Global oil markets are flashing red as fears of a Middle East storage crisis push the price of crude to levels unseen in nearly a year. Brent crude climbed as high as $91.89 per barrel this week, driven by the Iran conflict and reports that Kuwait had begun shutting down production at fields that had nowhere left to store their output. The surge of more than 25% since the war began represents the largest weekly gain in oil since the Covid-19 pandemic took hold in 2020.
The core concern gripping energy traders is not just the conflict itself, but the cascading storage crisis it has triggered. When oil cannot be sold or transported, it must be stored — and storage tanks across the Gulf are rapidly filling up. Consultants now estimate that Saudi Arabia and the UAE could exhaust their remaining storage capacity within 20 days, potentially forcing them to join Kuwait in cutting production.

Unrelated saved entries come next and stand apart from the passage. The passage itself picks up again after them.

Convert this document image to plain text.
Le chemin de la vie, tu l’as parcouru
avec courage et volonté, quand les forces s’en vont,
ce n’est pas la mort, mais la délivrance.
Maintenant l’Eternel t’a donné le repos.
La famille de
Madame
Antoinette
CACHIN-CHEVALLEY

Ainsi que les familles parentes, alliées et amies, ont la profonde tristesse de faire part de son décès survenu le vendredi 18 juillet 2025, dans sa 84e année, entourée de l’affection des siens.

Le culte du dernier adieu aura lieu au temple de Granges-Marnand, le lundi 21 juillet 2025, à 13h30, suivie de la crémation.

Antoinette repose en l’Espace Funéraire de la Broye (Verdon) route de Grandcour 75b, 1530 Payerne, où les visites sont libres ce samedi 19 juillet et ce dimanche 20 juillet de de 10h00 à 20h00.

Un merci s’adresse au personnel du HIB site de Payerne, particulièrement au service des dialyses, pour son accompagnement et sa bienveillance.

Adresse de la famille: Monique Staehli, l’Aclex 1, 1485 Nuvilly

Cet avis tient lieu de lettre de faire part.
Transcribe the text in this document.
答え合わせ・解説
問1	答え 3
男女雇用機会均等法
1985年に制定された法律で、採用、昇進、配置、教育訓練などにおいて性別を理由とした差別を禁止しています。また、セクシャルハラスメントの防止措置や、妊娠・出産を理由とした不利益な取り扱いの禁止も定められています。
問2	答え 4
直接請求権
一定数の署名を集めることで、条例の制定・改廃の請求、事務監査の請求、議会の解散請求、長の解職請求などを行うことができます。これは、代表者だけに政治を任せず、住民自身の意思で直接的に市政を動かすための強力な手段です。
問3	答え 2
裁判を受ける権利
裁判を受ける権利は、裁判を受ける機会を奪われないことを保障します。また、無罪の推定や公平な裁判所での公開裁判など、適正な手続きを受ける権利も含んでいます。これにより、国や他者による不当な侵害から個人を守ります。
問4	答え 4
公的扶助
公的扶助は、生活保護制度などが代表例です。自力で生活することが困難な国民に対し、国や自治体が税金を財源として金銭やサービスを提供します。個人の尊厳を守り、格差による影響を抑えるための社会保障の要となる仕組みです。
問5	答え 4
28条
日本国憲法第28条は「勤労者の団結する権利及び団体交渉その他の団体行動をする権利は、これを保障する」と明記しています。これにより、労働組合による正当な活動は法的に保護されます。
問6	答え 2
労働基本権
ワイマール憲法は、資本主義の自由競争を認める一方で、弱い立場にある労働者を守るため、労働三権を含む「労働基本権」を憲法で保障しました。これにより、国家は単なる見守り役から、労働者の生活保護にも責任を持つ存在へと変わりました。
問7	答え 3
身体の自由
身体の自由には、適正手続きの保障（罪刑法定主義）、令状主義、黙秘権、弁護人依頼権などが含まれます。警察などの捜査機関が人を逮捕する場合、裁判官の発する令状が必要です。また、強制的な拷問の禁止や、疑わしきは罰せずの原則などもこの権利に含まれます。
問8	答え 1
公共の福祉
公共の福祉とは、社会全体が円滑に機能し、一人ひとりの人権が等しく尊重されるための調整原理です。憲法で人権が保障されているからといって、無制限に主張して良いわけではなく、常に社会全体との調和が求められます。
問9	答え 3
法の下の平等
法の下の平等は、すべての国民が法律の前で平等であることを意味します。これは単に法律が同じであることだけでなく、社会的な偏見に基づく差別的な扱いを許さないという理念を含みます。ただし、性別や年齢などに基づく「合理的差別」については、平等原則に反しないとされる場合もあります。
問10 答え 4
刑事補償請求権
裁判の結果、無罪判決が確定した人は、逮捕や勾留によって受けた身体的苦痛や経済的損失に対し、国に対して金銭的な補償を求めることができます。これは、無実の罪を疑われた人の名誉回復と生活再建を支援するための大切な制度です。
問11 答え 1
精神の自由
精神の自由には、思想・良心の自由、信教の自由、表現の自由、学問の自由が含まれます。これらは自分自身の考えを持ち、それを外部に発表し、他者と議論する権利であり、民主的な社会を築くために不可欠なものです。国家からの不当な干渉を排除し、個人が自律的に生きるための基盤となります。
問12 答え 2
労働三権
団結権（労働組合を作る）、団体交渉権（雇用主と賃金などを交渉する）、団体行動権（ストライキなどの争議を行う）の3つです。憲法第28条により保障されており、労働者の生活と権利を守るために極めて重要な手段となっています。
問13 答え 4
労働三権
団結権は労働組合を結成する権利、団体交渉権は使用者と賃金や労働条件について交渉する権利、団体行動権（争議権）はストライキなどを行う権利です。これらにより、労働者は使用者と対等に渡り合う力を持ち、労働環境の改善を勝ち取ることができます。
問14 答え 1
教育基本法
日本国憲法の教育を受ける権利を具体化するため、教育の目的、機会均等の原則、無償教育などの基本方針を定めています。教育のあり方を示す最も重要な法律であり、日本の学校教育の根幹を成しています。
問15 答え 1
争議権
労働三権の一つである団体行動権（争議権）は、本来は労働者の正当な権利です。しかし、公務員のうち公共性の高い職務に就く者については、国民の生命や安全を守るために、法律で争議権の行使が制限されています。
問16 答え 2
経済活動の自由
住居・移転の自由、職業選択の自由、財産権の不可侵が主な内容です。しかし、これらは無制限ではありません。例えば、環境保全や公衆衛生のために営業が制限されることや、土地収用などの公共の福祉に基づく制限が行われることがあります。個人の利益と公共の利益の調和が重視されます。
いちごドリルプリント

For oil producers, shutting down a well is not a simple switch to flip. The process of restarting production after a shutdown is technically complex, expensive, and slow — sometimes taking weeks to complete. This means that any forced shutdown would not only reduce immediate supply but could keep that supply offline long after any resolution to the conflict, prolonging the price impact.
Qatar has warned that the situation is approaching a point of no return. The country’s energy minister said that continued hostilities could push all Gulf exporters to halt production within weeks, which he projected would send oil prices to $150 a barrel. Qatar itself has already suffered significant infrastructure damage from the conflict, with an Iranian drone strike disabling a major LNG terminal. The country supplies roughly a fifth of the world’s LNG, and its absence from the market is already being felt in European gas prices.
Financial markets have responded with alarm. Asia-Pacific stocks suffered their worst week since the Covid pandemic began, while European and UK indices dropped more than 5%. Bond yields soared, airline stocks cratered, and currency markets moved sharply. The prospect of sustained high energy prices has effectively ended near-term hopes for interest rate cuts in both the UK and Europe.